Town officials and board members hope to later host field trips for local students to the schoolhouse, where the children will learn what it was like to attend school in the late 1800s and early 1900s. For example, students back then used to sit on orange crates while learning their lessons, Schretzmann-Myers said.

Sign language

Side one of the sign would include details about the schoolhouse’s building materials. For example, “Local people built the board and batten structure of locally milled heartwood from the Florida Long Leaf Pine and installed a metal roof,” according to Preservation Board information. “Early teachers educated generations of settlers and town builders within these humble walls.”

The first students at the school were in grades K-12 and the children of citrus grove owners, workers and farm hands, the marker would explain. The building stopped serving as a schoolhouse in 1916, when the larger schoolhouse complex was built at the corner of Main Street and 6th Avenue.

Side two of the sign describes how, in 1918, Lloyd and Minnie Armstrong acquired the schoolhouse and surrounding property from real-estate developer Cal Palmer. The Armstrong family created a cracker-style structure by attaching two sleeping wings and a broad covered porch, and the schoolhouse became the heart of their home as the kitchen and dining room. Eight of the nine Armstrong children, including John Armstrong’s father, were raised here.

John Armstrong’s aunt, Eunice Armstrong-Parramore, acquired the property after the death of her parents, and she and Manual “Perry” Parramore deeded it as a historic legacy to the Town of Windermere in the 1980s. The additions were removed in 2000, and the structure was restored to its original form.

In 2011, residents successfully campaigned against a plan — supported by most of the Town Council — to move the schoolhouse between the library and Town Hall.

Schretzmann-Myers said some of the council members claimed the schoolhouse would be safer and more visible in the new location. But the real reason they supported the move, she said, was because a developer of a proposed planned-unit development wanted the original schoolhouse site for a parking lot.

On Jan. 3, 2012, Windermere voters overwhelmingly passed a charter amendment to preserve the schoolhouse at its original spot.

Looking back

John Armstrong, who is the council liaison for the Historical Preservation Board, said his father — also named John Armstrong — was the only one of the nine Armstrong children who was born in the schoolhouse/home.

“He was born in 1921, in the addition,” he said. “The rest were born in North Carolina.”

Armstrong recalled his aunts and uncles telling stories of how they loved growing up in Windermere because of the seven lakes that surrounded them.

“Back then, Windermere was even less built up,” Armstrong said. “But the schoolhouse wasn’t really impressive to them.

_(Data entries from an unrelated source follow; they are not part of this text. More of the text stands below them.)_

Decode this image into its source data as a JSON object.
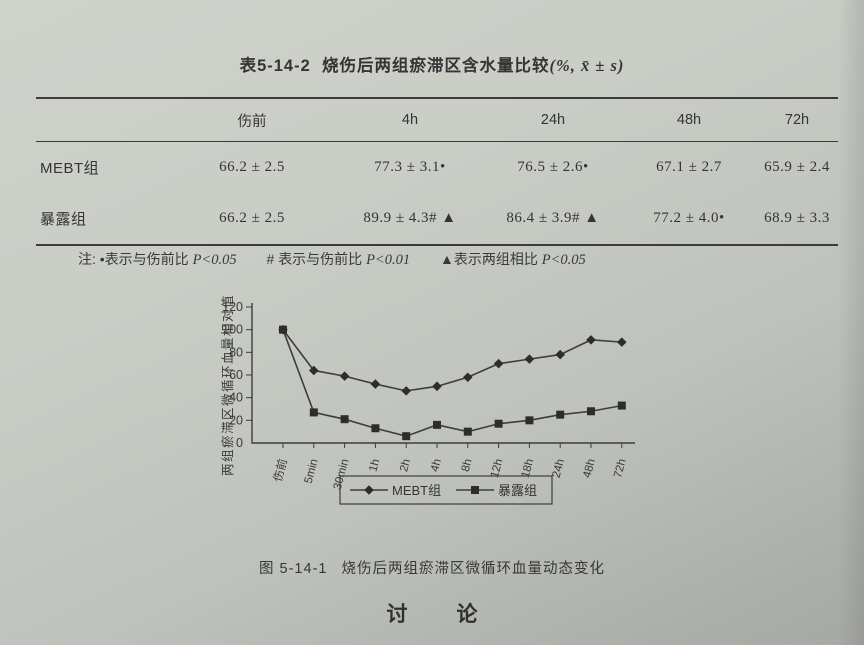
{
  "page": {
    "table_title": {
      "prefix": "表5-14-2",
      "main": "烧伤后两组瘀滞区含水量比较",
      "stat": "(%, x̄ ± s)"
    },
    "table": {
      "columns": [
        "",
        "伤前",
        "4h",
        "24h",
        "48h",
        "72h"
      ],
      "rows": [
        {
          "label": "MEBT组",
          "values": [
            "66.2 ± 2.5",
            "77.3 ± 3.1•",
            "76.5 ± 2.6•",
            "67.1 ± 2.7",
            "65.9 ± 2.4"
          ]
        },
        {
          "label": "暴露组",
          "values": [
            "66.2 ± 2.5",
            "89.9 ± 4.3# ▲",
            "86.4 ± 3.9# ▲",
            "77.2 ± 4.0•",
            "68.9 ± 3.3"
          ]
        }
      ]
    },
    "note": {
      "label": "注:",
      "items": [
        {
          "symbol": "•",
          "text": "表示与伤前比",
          "p": "P<0.05"
        },
        {
          "symbol": "#",
          "text": "表示与伤前比",
          "p": "P<0.01"
        },
        {
          "symbol": "▲",
          "text": "表示两组相比",
          "p": "P<0.05"
        }
      ]
    },
    "figure_caption": {
      "prefix": "图 5-14-1",
      "text": "烧伤后两组瘀滞区微循环血量动态变化"
    },
    "section_heading": "讨　论"
  },
  "chart_data": {
    "type": "line",
    "categories": [
      "伤前",
      "5min",
      "30min",
      "1h",
      "2h",
      "4h",
      "8h",
      "12h",
      "18h",
      "24h",
      "48h",
      "72h"
    ],
    "series": [
      {
        "name": "MEBT组",
        "marker": "diamond",
        "values": [
          100,
          64,
          59,
          52,
          46,
          50,
          58,
          70,
          74,
          78,
          91,
          89
        ]
      },
      {
        "name": "暴露组",
        "marker": "square",
        "values": [
          100,
          27,
          21,
          13,
          6,
          16,
          10,
          17,
          20,
          25,
          28,
          33
        ]
      }
    ],
    "title": "",
    "xlabel": "",
    "ylabel": "两组瘀滞区微循环血量相对值",
    "ylim": [
      0,
      120
    ],
    "ytick_step": 20,
    "grid": false,
    "legend_position": "bottom",
    "line_color": "#3d3d3d"
  }
}
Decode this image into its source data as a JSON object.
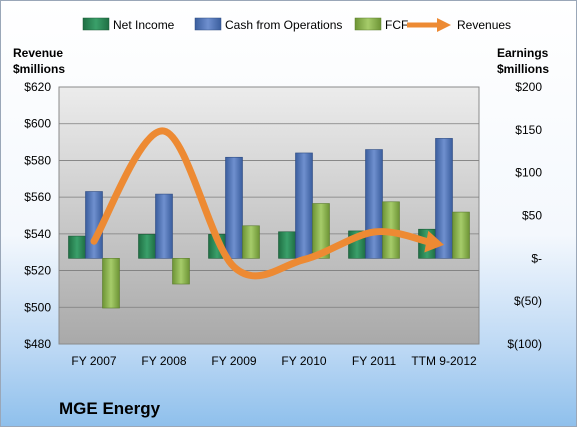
{
  "chart_data": {
    "type": "bar",
    "title": "MGE Energy",
    "categories": [
      "FY 2007",
      "FY 2008",
      "FY 2009",
      "FY 2010",
      "FY 2011",
      "TTM 9-2012"
    ],
    "y_left": {
      "label_line1": "Revenue",
      "label_line2": "$millions",
      "range": [
        480,
        620
      ],
      "ticks": [
        480,
        500,
        520,
        540,
        560,
        580,
        600,
        620
      ],
      "tick_labels": [
        "$480",
        "$500",
        "$520",
        "$540",
        "$560",
        "$580",
        "$600",
        "$620"
      ]
    },
    "y_right": {
      "label_line1": "Earnings",
      "label_line2": "$millions",
      "range": [
        -100,
        200
      ],
      "ticks": [
        -100,
        -50,
        0,
        50,
        100,
        150,
        200
      ],
      "tick_labels": [
        "$(100)",
        "$(50)",
        "$-",
        "$50",
        "$100",
        "$150",
        "$200"
      ]
    },
    "series": [
      {
        "name": "Net Income",
        "type": "bar",
        "axis": "right",
        "color": "#2e8b57",
        "values": [
          26,
          28,
          28,
          31,
          32,
          34
        ]
      },
      {
        "name": "Cash from Operations",
        "type": "bar",
        "axis": "right",
        "color": "#4f74b8",
        "values": [
          78,
          75,
          118,
          123,
          127,
          140
        ]
      },
      {
        "name": "FCF",
        "type": "bar",
        "axis": "right",
        "color": "#8cb54a",
        "values": [
          -58,
          -30,
          38,
          64,
          66,
          54
        ]
      },
      {
        "name": "Revenues",
        "type": "line",
        "axis": "left",
        "color": "#ed8a33",
        "values": [
          536,
          596,
          522,
          526,
          541,
          534
        ]
      }
    ],
    "legend_position": "top",
    "grid": true
  }
}
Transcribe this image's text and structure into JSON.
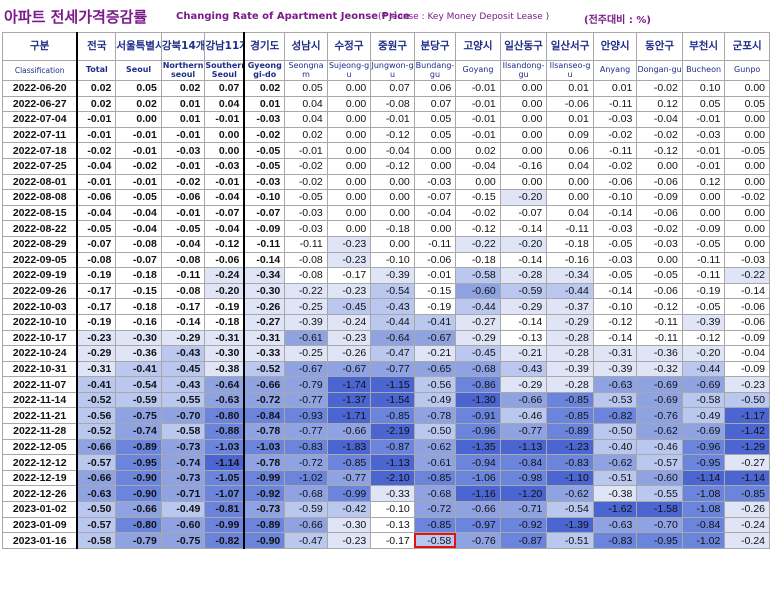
{
  "header": {
    "title_ko": "아파트 전세가격증감률",
    "title_en": "Changing Rate of Apartment Jeonse Price",
    "note_prefix": "(",
    "note_star": "*",
    "note_text": " Jeonse : Key Money Deposit Lease )",
    "unit": "(전주대비 : %)"
  },
  "colors": {
    "title": "#7b1a8a",
    "header_text": "#1f2d86",
    "highlight_border": "#e11414",
    "scale": [
      "#ffffff",
      "#dfe5f6",
      "#bac7ef",
      "#8fa3e3",
      "#6b85dc",
      "#4b65d1"
    ]
  },
  "chart_data": {
    "type": "table",
    "title": "아파트 전세가격증감률 Changing Rate of Apartment Jeonse Price",
    "unit": "전주대비 : %",
    "columns": [
      {
        "ko": "구분",
        "en": "Classification"
      },
      {
        "ko": "전국",
        "en": "Total"
      },
      {
        "ko": "서울특별시",
        "en": "Seoul"
      },
      {
        "ko": "강북14개구",
        "en": "Northern seoul"
      },
      {
        "ko": "강남11개구",
        "en": "Southern Seoul"
      },
      {
        "ko": "경기도",
        "en": "Gyeonggi-do"
      },
      {
        "ko": "성남시",
        "en": "Seongnam"
      },
      {
        "ko": "수정구",
        "en": "Sujeong-gu"
      },
      {
        "ko": "중원구",
        "en": "Jungwon-gu"
      },
      {
        "ko": "분당구",
        "en": "Bundang-gu"
      },
      {
        "ko": "고양시",
        "en": "Goyang"
      },
      {
        "ko": "일산동구",
        "en": "Ilsandong-gu"
      },
      {
        "ko": "일산서구",
        "en": "Ilsanseo-gu"
      },
      {
        "ko": "안양시",
        "en": "Anyang"
      },
      {
        "ko": "동안구",
        "en": "Dongan-gu"
      },
      {
        "ko": "부천시",
        "en": "Bucheon"
      },
      {
        "ko": "군포시",
        "en": "Gunpo"
      }
    ],
    "rows": [
      {
        "date": "2022-06-20",
        "values": [
          "0.02",
          "0.05",
          "0.02",
          "0.07",
          "0.02",
          "0.05",
          "0.00",
          "0.07",
          "0.06",
          "-0.01",
          "0.00",
          "0.01",
          "0.01",
          "-0.02",
          "0.10",
          "0.00"
        ]
      },
      {
        "date": "2022-06-27",
        "values": [
          "0.02",
          "0.02",
          "0.01",
          "0.04",
          "0.01",
          "0.04",
          "0.00",
          "-0.08",
          "0.07",
          "-0.01",
          "0.00",
          "-0.06",
          "-0.11",
          "0.12",
          "0.05",
          "0.05"
        ]
      },
      {
        "date": "2022-07-04",
        "values": [
          "-0.01",
          "0.00",
          "0.01",
          "-0.01",
          "-0.03",
          "0.04",
          "0.00",
          "-0.01",
          "0.05",
          "-0.01",
          "0.00",
          "0.01",
          "-0.03",
          "-0.04",
          "-0.01",
          "0.00"
        ]
      },
      {
        "date": "2022-07-11",
        "values": [
          "-0.01",
          "-0.01",
          "-0.01",
          "0.00",
          "-0.02",
          "0.02",
          "0.00",
          "-0.12",
          "0.05",
          "-0.01",
          "0.00",
          "0.09",
          "-0.02",
          "-0.02",
          "-0.03",
          "0.00"
        ]
      },
      {
        "date": "2022-07-18",
        "values": [
          "-0.02",
          "-0.01",
          "-0.03",
          "0.00",
          "-0.05",
          "-0.01",
          "0.00",
          "-0.04",
          "0.00",
          "0.02",
          "0.00",
          "0.06",
          "-0.11",
          "-0.12",
          "-0.01",
          "-0.05"
        ]
      },
      {
        "date": "2022-07-25",
        "values": [
          "-0.04",
          "-0.02",
          "-0.01",
          "-0.03",
          "-0.05",
          "-0.02",
          "0.00",
          "-0.12",
          "0.00",
          "-0.04",
          "-0.16",
          "0.04",
          "-0.02",
          "0.00",
          "-0.01",
          "0.00"
        ]
      },
      {
        "date": "2022-08-01",
        "values": [
          "-0.01",
          "-0.01",
          "-0.02",
          "-0.01",
          "-0.03",
          "-0.02",
          "0.00",
          "0.00",
          "-0.03",
          "0.00",
          "0.00",
          "0.00",
          "-0.06",
          "-0.06",
          "0.12",
          "0.00"
        ]
      },
      {
        "date": "2022-08-08",
        "values": [
          "-0.06",
          "-0.05",
          "-0.06",
          "-0.04",
          "-0.10",
          "-0.05",
          "0.00",
          "0.00",
          "-0.07",
          "-0.15",
          "-0.20",
          "0.00",
          "-0.10",
          "-0.09",
          "0.00",
          "-0.02"
        ]
      },
      {
        "date": "2022-08-15",
        "values": [
          "-0.04",
          "-0.04",
          "-0.01",
          "-0.07",
          "-0.07",
          "-0.03",
          "0.00",
          "0.00",
          "-0.04",
          "-0.02",
          "-0.07",
          "0.04",
          "-0.14",
          "-0.06",
          "0.00",
          "0.00"
        ]
      },
      {
        "date": "2022-08-22",
        "values": [
          "-0.05",
          "-0.04",
          "-0.05",
          "-0.04",
          "-0.09",
          "-0.03",
          "0.00",
          "-0.18",
          "0.00",
          "-0.12",
          "-0.14",
          "-0.11",
          "-0.03",
          "-0.02",
          "-0.09",
          "0.00"
        ]
      },
      {
        "date": "2022-08-29",
        "values": [
          "-0.07",
          "-0.08",
          "-0.04",
          "-0.12",
          "-0.11",
          "-0.11",
          "-0.23",
          "0.00",
          "-0.11",
          "-0.22",
          "-0.20",
          "-0.18",
          "-0.05",
          "-0.03",
          "-0.05",
          "0.00"
        ]
      },
      {
        "date": "2022-09-05",
        "values": [
          "-0.08",
          "-0.07",
          "-0.08",
          "-0.06",
          "-0.14",
          "-0.08",
          "-0.23",
          "-0.10",
          "-0.06",
          "-0.18",
          "-0.14",
          "-0.16",
          "-0.03",
          "0.00",
          "-0.11",
          "-0.03"
        ]
      },
      {
        "date": "2022-09-19",
        "values": [
          "-0.19",
          "-0.18",
          "-0.11",
          "-0.24",
          "-0.34",
          "-0.08",
          "-0.17",
          "-0.39",
          "-0.01",
          "-0.58",
          "-0.28",
          "-0.34",
          "-0.05",
          "-0.05",
          "-0.11",
          "-0.22"
        ]
      },
      {
        "date": "2022-09-26",
        "values": [
          "-0.17",
          "-0.15",
          "-0.08",
          "-0.20",
          "-0.30",
          "-0.22",
          "-0.23",
          "-0.54",
          "-0.15",
          "-0.60",
          "-0.59",
          "-0.44",
          "-0.14",
          "-0.06",
          "-0.19",
          "-0.14"
        ]
      },
      {
        "date": "2022-10-03",
        "values": [
          "-0.17",
          "-0.18",
          "-0.17",
          "-0.19",
          "-0.26",
          "-0.25",
          "-0.45",
          "-0.43",
          "-0.19",
          "-0.44",
          "-0.29",
          "-0.37",
          "-0.10",
          "-0.12",
          "-0.05",
          "-0.06"
        ]
      },
      {
        "date": "2022-10-10",
        "values": [
          "-0.19",
          "-0.16",
          "-0.14",
          "-0.18",
          "-0.27",
          "-0.39",
          "-0.24",
          "-0.44",
          "-0.41",
          "-0.27",
          "-0.14",
          "-0.29",
          "-0.12",
          "-0.11",
          "-0.39",
          "-0.06"
        ]
      },
      {
        "date": "2022-10-17",
        "values": [
          "-0.23",
          "-0.30",
          "-0.29",
          "-0.31",
          "-0.31",
          "-0.61",
          "-0.23",
          "-0.64",
          "-0.67",
          "-0.29",
          "-0.13",
          "-0.28",
          "-0.14",
          "-0.11",
          "-0.12",
          "-0.09"
        ]
      },
      {
        "date": "2022-10-24",
        "values": [
          "-0.29",
          "-0.36",
          "-0.43",
          "-0.30",
          "-0.33",
          "-0.25",
          "-0.26",
          "-0.47",
          "-0.21",
          "-0.45",
          "-0.21",
          "-0.28",
          "-0.31",
          "-0.36",
          "-0.20",
          "-0.04"
        ]
      },
      {
        "date": "2022-10-31",
        "values": [
          "-0.31",
          "-0.41",
          "-0.45",
          "-0.38",
          "-0.52",
          "-0.67",
          "-0.67",
          "-0.77",
          "-0.65",
          "-0.68",
          "-0.43",
          "-0.39",
          "-0.39",
          "-0.32",
          "-0.44",
          "-0.09"
        ]
      },
      {
        "date": "2022-11-07",
        "values": [
          "-0.41",
          "-0.54",
          "-0.43",
          "-0.64",
          "-0.66",
          "-0.79",
          "-1.74",
          "-1.15",
          "-0.56",
          "-0.86",
          "-0.29",
          "-0.28",
          "-0.63",
          "-0.69",
          "-0.69",
          "-0.23"
        ]
      },
      {
        "date": "2022-11-14",
        "values": [
          "-0.52",
          "-0.59",
          "-0.55",
          "-0.63",
          "-0.72",
          "-0.77",
          "-1.37",
          "-1.54",
          "-0.49",
          "-1.30",
          "-0.66",
          "-0.85",
          "-0.53",
          "-0.69",
          "-0.58",
          "-0.50"
        ]
      },
      {
        "date": "2022-11-21",
        "values": [
          "-0.56",
          "-0.75",
          "-0.70",
          "-0.80",
          "-0.84",
          "-0.93",
          "-1.71",
          "-0.85",
          "-0.78",
          "-0.91",
          "-0.46",
          "-0.85",
          "-0.82",
          "-0.76",
          "-0.49",
          "-1.17"
        ]
      },
      {
        "date": "2022-11-28",
        "values": [
          "-0.52",
          "-0.74",
          "-0.58",
          "-0.88",
          "-0.78",
          "-0.77",
          "-0.66",
          "-2.19",
          "-0.50",
          "-0.96",
          "-0.77",
          "-0.89",
          "-0.50",
          "-0.62",
          "-0.69",
          "-1.42"
        ]
      },
      {
        "date": "2022-12-05",
        "values": [
          "-0.66",
          "-0.89",
          "-0.73",
          "-1.03",
          "-1.03",
          "-0.83",
          "-1.83",
          "-0.87",
          "-0.62",
          "-1.35",
          "-1.13",
          "-1.23",
          "-0.40",
          "-0.46",
          "-0.96",
          "-1.29"
        ]
      },
      {
        "date": "2022-12-12",
        "values": [
          "-0.57",
          "-0.95",
          "-0.74",
          "-1.14",
          "-0.78",
          "-0.72",
          "-0.85",
          "-1.13",
          "-0.61",
          "-0.94",
          "-0.84",
          "-0.83",
          "-0.62",
          "-0.57",
          "-0.95",
          "-0.27"
        ]
      },
      {
        "date": "2022-12-19",
        "values": [
          "-0.66",
          "-0.90",
          "-0.73",
          "-1.05",
          "-0.99",
          "-1.02",
          "-0.77",
          "-2.10",
          "-0.85",
          "-1.06",
          "-0.98",
          "-1.10",
          "-0.51",
          "-0.60",
          "-1.14",
          "-1.14"
        ]
      },
      {
        "date": "2022-12-26",
        "values": [
          "-0.63",
          "-0.90",
          "-0.71",
          "-1.07",
          "-0.92",
          "-0.68",
          "-0.99",
          "-0.33",
          "-0.68",
          "-1.16",
          "-1.20",
          "-0.62",
          "-0.38",
          "-0.55",
          "-1.08",
          "-0.85"
        ]
      },
      {
        "date": "2023-01-02",
        "values": [
          "-0.50",
          "-0.66",
          "-0.49",
          "-0.81",
          "-0.73",
          "-0.59",
          "-0.42",
          "-0.10",
          "-0.72",
          "-0.66",
          "-0.71",
          "-0.54",
          "-1.62",
          "-1.58",
          "-1.08",
          "-0.26"
        ]
      },
      {
        "date": "2023-01-09",
        "values": [
          "-0.57",
          "-0.80",
          "-0.60",
          "-0.99",
          "-0.89",
          "-0.66",
          "-0.30",
          "-0.13",
          "-0.85",
          "-0.97",
          "-0.92",
          "-1.39",
          "-0.63",
          "-0.70",
          "-0.84",
          "-0.24"
        ]
      },
      {
        "date": "2023-01-16",
        "values": [
          "-0.58",
          "-0.79",
          "-0.75",
          "-0.82",
          "-0.90",
          "-0.47",
          "-0.23",
          "-0.17",
          "-0.58",
          "-0.76",
          "-0.87",
          "-0.51",
          "-0.83",
          "-0.95",
          "-1.02",
          "-0.24"
        ]
      }
    ],
    "highlight": {
      "date": "2023-01-16",
      "column": "분당구",
      "value": "-0.58"
    }
  }
}
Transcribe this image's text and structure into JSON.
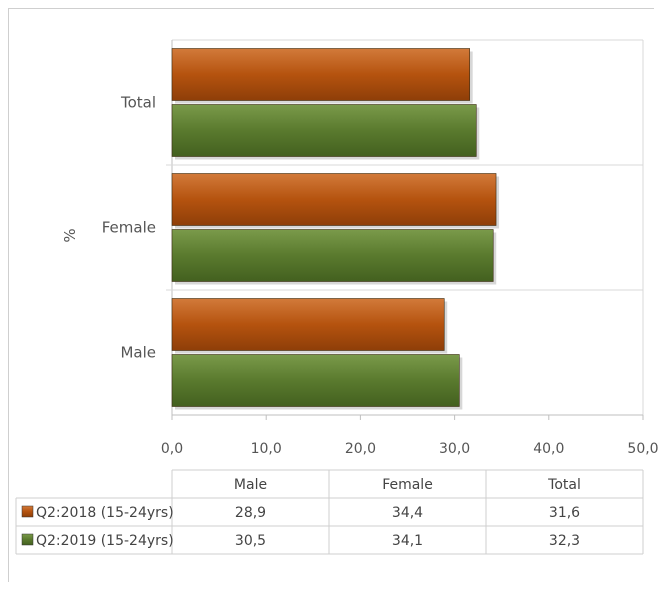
{
  "chart_data": {
    "type": "bar",
    "orientation": "horizontal",
    "categories": [
      "Male",
      "Female",
      "Total"
    ],
    "series": [
      {
        "name": "Q2:2018 (15-24yrs)",
        "values": [
          28.9,
          34.4,
          31.6
        ],
        "color": "#B5530F"
      },
      {
        "name": "Q2:2019 (15-24yrs)",
        "values": [
          30.5,
          34.1,
          32.3
        ],
        "color": "#5A7A2E"
      }
    ],
    "ylabel": "%",
    "xlim": [
      0,
      50
    ],
    "xticks": [
      "0,0",
      "10,0",
      "20,0",
      "30,0",
      "40,0",
      "50,0"
    ],
    "data_table": {
      "rows": [
        [
          "28,9",
          "34,4",
          "31,6"
        ],
        [
          "30,5",
          "34,1",
          "32,3"
        ]
      ]
    },
    "grid": "horizontal category separators",
    "legend": "in data table"
  }
}
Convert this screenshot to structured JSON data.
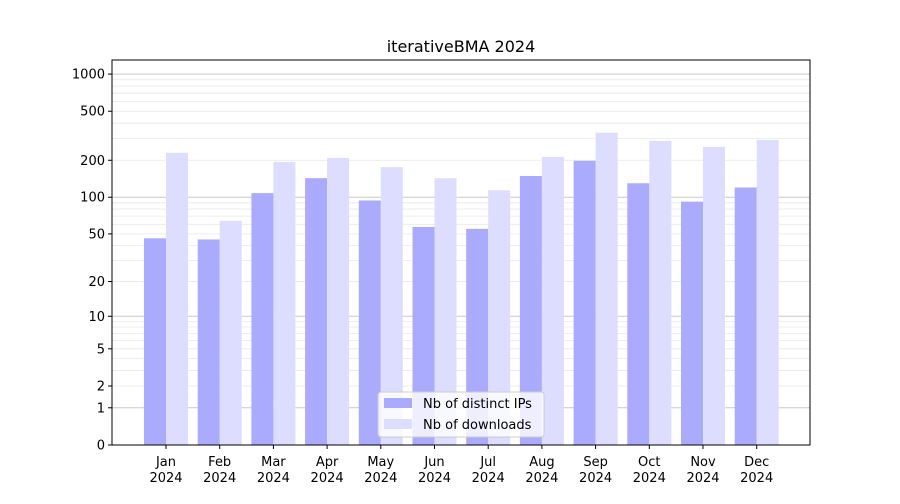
{
  "chart_data": {
    "type": "bar",
    "title": "iterativeBMA 2024",
    "xlabel": "",
    "ylabel": "",
    "yscale": "log10(1+y)",
    "ylim": [
      0,
      1300
    ],
    "yticks": [
      0,
      1,
      2,
      5,
      10,
      20,
      50,
      100,
      200,
      500,
      1000
    ],
    "grid": true,
    "legend_position": "bottom-center",
    "categories": [
      "Jan\n2024",
      "Feb\n2024",
      "Mar\n2024",
      "Apr\n2024",
      "May\n2024",
      "Jun\n2024",
      "Jul\n2024",
      "Aug\n2024",
      "Sep\n2024",
      "Oct\n2024",
      "Nov\n2024",
      "Dec\n2024"
    ],
    "series": [
      {
        "name": "Nb of distinct IPs",
        "color": "#aaaaff",
        "values": [
          46,
          45,
          108,
          143,
          94,
          57,
          55,
          149,
          198,
          130,
          92,
          120
        ]
      },
      {
        "name": "Nb of downloads",
        "color": "#ddddff",
        "values": [
          230,
          64,
          194,
          209,
          176,
          143,
          114,
          213,
          335,
          288,
          257,
          293
        ]
      }
    ]
  }
}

It was their kitchen, and it wasn’t really historical.”

The possible relocation of the schoolhouse in 2011, however, stirred something inside him.

“That’s when I got involved in politics,” said Armstrong, who began his first two-year term on the council in 2012. “We fought to keep it on its historical site. That was my family’s purpose (in donating the property to the town).”

Windermere native Roger Seidner, 88, said his father and former Windermere Town Council Member, Frances L. Seidner, attended school at the 1887 schoolhouse for about two years, from around 1913-1915.

“His sister and her husband had the first store in Windermere,” Seidner said. “He was staying with them when he went to school. It was small, but probably more efficient than some of the schools that we have now.”

Seidner’s mother, Jessie White-Seidner, taught at the larger 1916 school from about 1927-1930 and from 1936 until she retired in the 1960s.

Roger Seidner attended the 1916 school and served as pastor of the old Windermere Union Church from 1968-1988. The 1887 schoolhouse became the first meeting place for this church in about 1912, said Seidner, who was a good friend of Council Member Armstrong’s father.

The preservation of the schoolhouse “means more to the Armstrong family,” Seidner said. “I have had memorial services for half a dozen members of that family.”